All Nuts Are Good for You, But These 8 Are the Healthiest
We cut through the fat so you don't have to.
If you ask us, we’d say all nuts deserve love. They’re the perfect snack: nuts are crunchy, easy to pack and take on the go, and super tasty. Pairing well with chocolate never hurts, either.
But when it comes to nutrition, not all nuts are created equal. We spoke with Malena Perdomo, MS, RDN, CDE, about the health benefits of nuts and which ones we should be reaching for first.
The good news? All nuts are healthy. “They’re packed with good fats (monounsaturated and polyunsaturated fats), and they provide plenty of vitamins and minerals: folic acid, vitamin E, vitamin B6 and minerals like magnesium, potassium, copper, zinc, selenium and phosphorous,” Malena says. They also contain fiber and protein.
“As a dietitian, I recommend snacking on a variety of nuts to get the full benefits of all their nutrients.” You don’t have to ask us twice. Here are the healthiest types of nuts and the science behind why.
A superb snack to munch on. Almonds contain lots of healthy monounsaturated fat, and have a higher amount of dietary fiber than other nuts at 4 grams per one-ounce serving (about 23 almonds). Almonds also have the most vitamin E and protein of all tree nuts, providing 6 grams of protein per serving. That combination of fiber, good fats, and protein has proven to be able to keep you fuller, longer. Finally, almonds have been shown to reduce inflammation in people with type 2 diabetes.
The highest in potassium (291 milligrams) per ounce compared to other nuts, and the highest amount of vitamin B6. Pistachios are also one of the highest fiber nuts. Pistachios may also help improve other heart disease risk factors, including blood pressure, weight, and oxidative status. Even better: A one-ounce serving of pistachios is 49 kernels.
Walnuts are an excellent source of omega-3 fatty acids. They've also been shown to improve cardiovascular health by lowering your body's cholesterol and blood pressure. In addition, walnuts may fight inflammation.
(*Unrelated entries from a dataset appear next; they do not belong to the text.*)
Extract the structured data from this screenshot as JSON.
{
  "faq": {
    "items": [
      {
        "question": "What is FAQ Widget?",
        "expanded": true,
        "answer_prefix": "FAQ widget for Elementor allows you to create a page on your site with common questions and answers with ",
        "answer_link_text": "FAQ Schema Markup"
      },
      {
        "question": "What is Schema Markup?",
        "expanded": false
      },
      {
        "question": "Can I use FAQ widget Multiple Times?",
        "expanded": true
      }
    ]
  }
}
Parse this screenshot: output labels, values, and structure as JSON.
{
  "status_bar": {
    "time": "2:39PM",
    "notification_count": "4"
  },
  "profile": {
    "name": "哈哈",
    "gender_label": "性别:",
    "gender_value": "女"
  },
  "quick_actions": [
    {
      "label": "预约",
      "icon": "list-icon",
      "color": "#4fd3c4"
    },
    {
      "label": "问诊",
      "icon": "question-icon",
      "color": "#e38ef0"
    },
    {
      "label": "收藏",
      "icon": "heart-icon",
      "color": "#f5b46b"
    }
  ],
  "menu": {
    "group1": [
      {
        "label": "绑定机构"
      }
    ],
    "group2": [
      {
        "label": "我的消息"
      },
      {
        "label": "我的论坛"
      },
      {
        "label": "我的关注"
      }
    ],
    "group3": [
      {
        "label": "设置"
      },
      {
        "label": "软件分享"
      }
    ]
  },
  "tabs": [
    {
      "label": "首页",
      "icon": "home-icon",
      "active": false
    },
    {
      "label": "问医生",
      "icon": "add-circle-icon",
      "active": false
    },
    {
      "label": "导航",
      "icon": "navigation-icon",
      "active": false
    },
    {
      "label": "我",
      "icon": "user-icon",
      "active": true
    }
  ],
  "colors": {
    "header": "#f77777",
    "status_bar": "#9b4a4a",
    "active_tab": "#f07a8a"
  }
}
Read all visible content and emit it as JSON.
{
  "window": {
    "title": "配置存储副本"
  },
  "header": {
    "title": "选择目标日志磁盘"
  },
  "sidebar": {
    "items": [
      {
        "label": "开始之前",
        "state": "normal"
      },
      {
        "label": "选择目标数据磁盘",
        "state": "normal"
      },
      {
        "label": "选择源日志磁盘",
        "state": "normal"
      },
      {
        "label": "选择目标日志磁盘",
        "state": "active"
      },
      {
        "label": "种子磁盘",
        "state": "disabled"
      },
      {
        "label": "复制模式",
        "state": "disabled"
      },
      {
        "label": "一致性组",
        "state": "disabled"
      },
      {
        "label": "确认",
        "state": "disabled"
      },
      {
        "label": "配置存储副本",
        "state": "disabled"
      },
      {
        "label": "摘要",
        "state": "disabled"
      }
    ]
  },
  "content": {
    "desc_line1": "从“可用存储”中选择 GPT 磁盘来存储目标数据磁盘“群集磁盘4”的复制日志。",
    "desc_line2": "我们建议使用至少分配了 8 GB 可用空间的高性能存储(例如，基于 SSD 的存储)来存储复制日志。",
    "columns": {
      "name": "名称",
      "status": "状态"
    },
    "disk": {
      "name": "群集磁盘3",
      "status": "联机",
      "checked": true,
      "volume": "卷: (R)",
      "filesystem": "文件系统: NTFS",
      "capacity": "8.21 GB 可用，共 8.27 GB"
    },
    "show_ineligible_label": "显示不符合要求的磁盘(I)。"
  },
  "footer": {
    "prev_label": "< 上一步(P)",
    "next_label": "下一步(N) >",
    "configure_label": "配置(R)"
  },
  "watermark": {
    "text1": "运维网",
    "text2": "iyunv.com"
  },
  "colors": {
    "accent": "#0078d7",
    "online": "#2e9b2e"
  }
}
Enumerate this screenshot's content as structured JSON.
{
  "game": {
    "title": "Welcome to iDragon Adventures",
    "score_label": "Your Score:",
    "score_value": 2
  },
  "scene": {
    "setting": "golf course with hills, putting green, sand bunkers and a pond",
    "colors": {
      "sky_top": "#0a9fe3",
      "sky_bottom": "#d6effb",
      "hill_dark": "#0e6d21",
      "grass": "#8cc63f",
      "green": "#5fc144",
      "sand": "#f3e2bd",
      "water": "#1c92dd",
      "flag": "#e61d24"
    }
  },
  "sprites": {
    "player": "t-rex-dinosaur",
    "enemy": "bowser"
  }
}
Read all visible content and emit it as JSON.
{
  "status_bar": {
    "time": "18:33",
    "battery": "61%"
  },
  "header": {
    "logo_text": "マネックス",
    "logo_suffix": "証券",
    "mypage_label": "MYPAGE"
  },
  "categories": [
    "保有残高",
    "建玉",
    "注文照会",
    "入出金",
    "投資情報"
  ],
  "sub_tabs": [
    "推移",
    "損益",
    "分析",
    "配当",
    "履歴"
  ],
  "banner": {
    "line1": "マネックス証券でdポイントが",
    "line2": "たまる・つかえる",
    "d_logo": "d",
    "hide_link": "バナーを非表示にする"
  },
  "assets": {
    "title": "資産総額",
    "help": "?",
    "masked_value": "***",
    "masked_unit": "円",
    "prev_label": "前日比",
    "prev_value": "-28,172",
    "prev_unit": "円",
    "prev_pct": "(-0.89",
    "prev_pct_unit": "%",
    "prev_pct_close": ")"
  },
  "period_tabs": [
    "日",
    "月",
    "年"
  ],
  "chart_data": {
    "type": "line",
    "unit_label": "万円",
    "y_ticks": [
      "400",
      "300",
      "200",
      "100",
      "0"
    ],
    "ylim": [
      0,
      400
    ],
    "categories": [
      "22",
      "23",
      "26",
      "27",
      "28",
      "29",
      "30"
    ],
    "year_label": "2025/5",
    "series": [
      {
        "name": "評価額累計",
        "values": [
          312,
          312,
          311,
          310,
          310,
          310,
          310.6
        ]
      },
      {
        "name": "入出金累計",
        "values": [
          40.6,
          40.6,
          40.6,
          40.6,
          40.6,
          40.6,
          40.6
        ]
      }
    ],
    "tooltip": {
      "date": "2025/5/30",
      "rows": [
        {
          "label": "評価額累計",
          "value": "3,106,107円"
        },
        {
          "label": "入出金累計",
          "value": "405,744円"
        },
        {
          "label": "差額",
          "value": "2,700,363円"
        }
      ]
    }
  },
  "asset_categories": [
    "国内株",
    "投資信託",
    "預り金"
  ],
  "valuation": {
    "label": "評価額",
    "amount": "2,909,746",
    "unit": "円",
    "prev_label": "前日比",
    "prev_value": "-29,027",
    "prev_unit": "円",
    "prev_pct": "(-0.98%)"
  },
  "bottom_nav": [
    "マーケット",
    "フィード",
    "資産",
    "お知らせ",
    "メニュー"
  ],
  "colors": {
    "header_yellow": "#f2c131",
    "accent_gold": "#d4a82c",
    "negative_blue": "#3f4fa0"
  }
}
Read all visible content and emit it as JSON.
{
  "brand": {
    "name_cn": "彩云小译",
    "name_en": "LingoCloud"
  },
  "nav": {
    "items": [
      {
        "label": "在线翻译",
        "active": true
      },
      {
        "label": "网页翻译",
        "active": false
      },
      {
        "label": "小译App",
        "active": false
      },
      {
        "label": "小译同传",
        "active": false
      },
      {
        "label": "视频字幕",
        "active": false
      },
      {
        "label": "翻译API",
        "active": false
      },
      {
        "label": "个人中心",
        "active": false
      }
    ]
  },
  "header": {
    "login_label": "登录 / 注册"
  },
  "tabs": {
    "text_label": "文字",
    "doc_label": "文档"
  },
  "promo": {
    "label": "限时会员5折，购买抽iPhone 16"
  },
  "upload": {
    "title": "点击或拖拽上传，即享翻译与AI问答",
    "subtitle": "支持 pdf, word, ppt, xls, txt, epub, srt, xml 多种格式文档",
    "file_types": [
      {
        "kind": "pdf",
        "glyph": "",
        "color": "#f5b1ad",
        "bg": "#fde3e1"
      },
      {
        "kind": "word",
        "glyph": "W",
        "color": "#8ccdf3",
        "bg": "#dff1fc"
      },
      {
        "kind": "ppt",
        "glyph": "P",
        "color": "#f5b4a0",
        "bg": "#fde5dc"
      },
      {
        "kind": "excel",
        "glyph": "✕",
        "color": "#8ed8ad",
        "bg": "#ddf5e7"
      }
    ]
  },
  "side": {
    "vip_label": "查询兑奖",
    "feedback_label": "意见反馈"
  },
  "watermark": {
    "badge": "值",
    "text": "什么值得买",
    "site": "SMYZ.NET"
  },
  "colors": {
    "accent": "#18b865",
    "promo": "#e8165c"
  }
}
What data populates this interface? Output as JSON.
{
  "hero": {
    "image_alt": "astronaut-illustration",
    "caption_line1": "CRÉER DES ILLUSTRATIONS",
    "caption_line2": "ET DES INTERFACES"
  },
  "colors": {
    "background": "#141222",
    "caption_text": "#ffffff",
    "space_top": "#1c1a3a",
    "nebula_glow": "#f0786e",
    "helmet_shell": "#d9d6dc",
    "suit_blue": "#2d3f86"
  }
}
A one-ounce serving of walnuts is 12 – 14 halves.
A one-ounce serving of cashews is approximately 18 nuts, which provides 5 grams of protein. Cashews have the highest amount of iron per ounce and the highest in zinc per ounce of all nuts—both of which are important for maintaining our body’s immune system. (And if you’re a vegetarian looking for foods rich in iron, you’ll want to start snacking on cashews, stat.) They also serve as an excellent source of copper and magnesium.
Hazelnuts have 4 grams of protein per ounce (about 20 nuts) and are an excellent source of vitamin E. In comparison to other tree nuts, they’re the highest in folate—a very important nutrient for pregnancy—and one of the highest of monounsaturated fats.
The highest in calories and fat but who's counting, right? So delicious. The calories of nuts vary from 160 to 200 calories per ounce. One ounce of macadamia nuts provides 200 calories, which is about 10 to 12 nuts. It's the nut with the highest monounsaturated fat of all nuts. (If you’re on the ketogenic diet, look no further.) Macadamia nuts may also reduce risk factors for heart disease, including oxidative stress and inflammation.
One ounce of pecans is about 20 halves, which contains 196 calories and a good amount of dietary fiber (2.7 grams). They're also high in monounsaturated fat. A few studies have shown that pecans can lower “bad” LDL cholesterol in people with normal cholesterol levels.
A good source of vitamin E and phosphorous, plus they’re high in vitamin K. An ounce of pine nuts is about 167 nuts.